Prawda

Czwartek, 25 kwietnia 2024 - 10:13

« Poprzedni Następny »


Nie cała władza w rękach postprawdziwków


Andrzej Koraszewski 2019-11-18


Zachwycił nas mądry esej Stevena Pinkera pod tytułem Dlaczego nie żyjemy w epoce post-prawdy, więc długo dyskutowaliśmy z żoną, czy wkładać pracę w tłumaczenie, bo bardzo długi, a pewnie niewielu przeczyta. Ostatecznie doszliśmy do wniosku, że warto, nawet dla kilkudziesięciu osób. Byliśmy w błędzie, okazało się, że wzbudził zainteresowanie większe niż się spodziewaliśmy i przeczytało go grubo ponad tysiąc dwieście osób.


Pilnie od lat obserwujący naszą stronę czytelnik pisze: „Wracaj do swojej piaskownicy, staruchu. Mam nadzieję, że niedługo zdechniesz.” Zaintrygował mnie swoją namietnością, bo chociaż nie był to komentarz do Pinkera, jednak skłaniał do pytania, jak działa umysł. Jego głęboka niechęć związana jest z jego nienawiścią do Żydów i wszystkich, którzy tej nienawiści nie podzielają, która wydaje się dominować jego całą duchowość.


Wielu obserwatorów wyrażało przekonanie, że Internet wyzwolił ukryte wcześniej zasoby psychopatii. Steven Pinker we wspomnianym eseju pisze o tym inaczej. Przypomina, że Internet i media społecznościowe przyjęto jako obietnicę nowej, praktycznie nieograniczonej wolności słowa.   

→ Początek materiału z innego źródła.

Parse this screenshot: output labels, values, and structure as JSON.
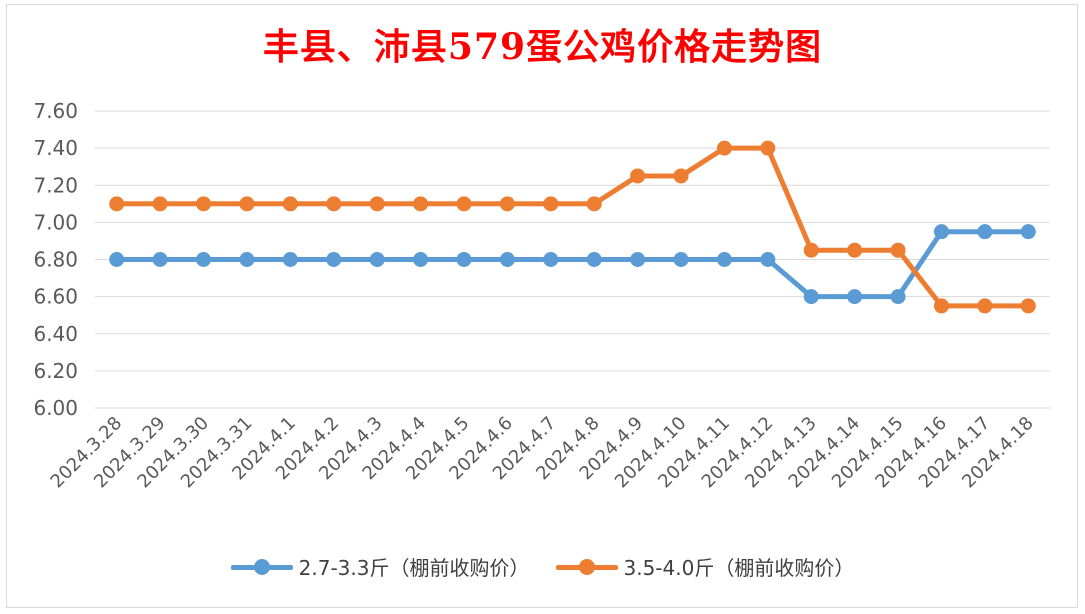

„Powinniśmy byli być ostrożni z tym, czego sobie życzyliśmy. Nadal niezbyt rozumiemy dynamikę sieci mediów społecznościowych, ale nie mają one jeszcze mechanizmów sprawdzania i recenzowania, które są niezbędne, by prawdziwe przekonania wypływały na wierzch z mętnych bagien autoprezentacji, solidarności grupowej i pluralistycznej ignorancji. Stały się odskoczniami dla spirali moralistycznego pozerstwa i prewencyjnych denuncjacji.”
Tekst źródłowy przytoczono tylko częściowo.